The Climate Renewables and Efficiency Development Initiative is an international agreement, led by the Department of Energy, that helps residents of low income countries switch to more energy efficient appliances. According to the Department of Energy, the United States will be paying $85 billion of the project costs from 2011-2015, and other developed countries will cover the remaining $265 billion in costs.
This project includes several new programs. One program is the Solar and LED energy program. LED bulbs are much more energy efficient than traditional incandescent bulbs, and they are even more energy efficient than compact fluorescent bulbs. The purpose of this project is to provide the bulbs, along with solar generators, to rural residents and other people who don’t have access to the electric grid.
The Super Efficient Equipment and Appliance Deployment program is also a new program that Climate REDI establishes. The program focuses on market incentives. California and other states periodically offer tax credits for energy efficient appliances, immediate purchase rebates, and provide subsidies so that sources of clean energy can compete with other power sources such as coal and oil. According to Humboldt State University, California advisers are already familiar with establishing standards for these incentive programs because of the previous and current initiatives in the state.

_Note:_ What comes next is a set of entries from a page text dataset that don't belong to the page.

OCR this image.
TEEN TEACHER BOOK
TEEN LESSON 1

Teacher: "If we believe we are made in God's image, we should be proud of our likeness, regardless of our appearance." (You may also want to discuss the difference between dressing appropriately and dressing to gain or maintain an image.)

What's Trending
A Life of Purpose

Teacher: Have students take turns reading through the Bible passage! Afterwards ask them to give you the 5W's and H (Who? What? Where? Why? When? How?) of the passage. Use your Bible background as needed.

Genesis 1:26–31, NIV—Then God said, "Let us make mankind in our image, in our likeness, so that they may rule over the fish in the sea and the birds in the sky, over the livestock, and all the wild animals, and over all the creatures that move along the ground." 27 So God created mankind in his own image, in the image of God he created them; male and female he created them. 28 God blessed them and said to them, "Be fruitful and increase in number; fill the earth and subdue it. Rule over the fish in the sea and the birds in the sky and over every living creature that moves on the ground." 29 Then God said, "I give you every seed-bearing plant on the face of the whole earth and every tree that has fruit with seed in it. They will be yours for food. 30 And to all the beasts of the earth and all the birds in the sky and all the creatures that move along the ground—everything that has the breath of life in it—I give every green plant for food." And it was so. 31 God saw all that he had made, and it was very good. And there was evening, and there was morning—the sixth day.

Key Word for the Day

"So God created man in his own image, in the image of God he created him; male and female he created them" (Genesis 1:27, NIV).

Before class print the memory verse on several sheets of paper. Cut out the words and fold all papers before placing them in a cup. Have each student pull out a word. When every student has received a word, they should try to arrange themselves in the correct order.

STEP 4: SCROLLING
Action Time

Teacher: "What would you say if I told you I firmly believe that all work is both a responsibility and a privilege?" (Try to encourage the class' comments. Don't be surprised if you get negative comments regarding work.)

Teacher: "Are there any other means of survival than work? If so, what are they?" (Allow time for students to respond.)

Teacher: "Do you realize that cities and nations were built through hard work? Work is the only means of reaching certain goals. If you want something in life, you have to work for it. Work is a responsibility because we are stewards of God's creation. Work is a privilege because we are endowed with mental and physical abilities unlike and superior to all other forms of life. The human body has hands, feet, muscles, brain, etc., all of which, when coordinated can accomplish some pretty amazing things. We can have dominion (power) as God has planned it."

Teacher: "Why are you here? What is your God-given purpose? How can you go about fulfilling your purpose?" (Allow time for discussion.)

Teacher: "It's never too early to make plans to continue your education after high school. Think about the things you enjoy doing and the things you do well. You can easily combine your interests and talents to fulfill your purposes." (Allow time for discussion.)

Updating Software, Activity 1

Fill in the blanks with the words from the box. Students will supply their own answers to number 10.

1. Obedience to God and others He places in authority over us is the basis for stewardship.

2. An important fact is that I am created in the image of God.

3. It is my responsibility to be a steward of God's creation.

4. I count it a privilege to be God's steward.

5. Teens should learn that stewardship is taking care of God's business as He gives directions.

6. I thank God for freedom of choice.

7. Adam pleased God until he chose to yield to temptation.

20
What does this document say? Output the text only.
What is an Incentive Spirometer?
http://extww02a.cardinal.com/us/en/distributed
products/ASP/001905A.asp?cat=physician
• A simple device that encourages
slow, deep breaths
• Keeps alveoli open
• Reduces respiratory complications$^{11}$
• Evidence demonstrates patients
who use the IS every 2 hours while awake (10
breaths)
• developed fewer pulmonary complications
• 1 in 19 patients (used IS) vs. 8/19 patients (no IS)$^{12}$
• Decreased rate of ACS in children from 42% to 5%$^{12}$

The third new Climate REDI program is the Clean Energy Information Platform. This is a database that allows scientists in developing countries to easily exchange information with advisers in the developed countries that are funding the project. Each technologically advanced country picks different areas of expertise, so Australia and Britain consult on carbon capture and Germany and Spain give advice about solar power.
Another program is the Scaling Up Renewable Energy Program. $250 billion out of the total $350 billion of project funds will support this program, which is an existing program that the World Bank manages, according to America.gov. Although Climate REDI offers $250 million to finance this project, the World Bank also uses funds from other sources to support renewable energy projects in developing countries.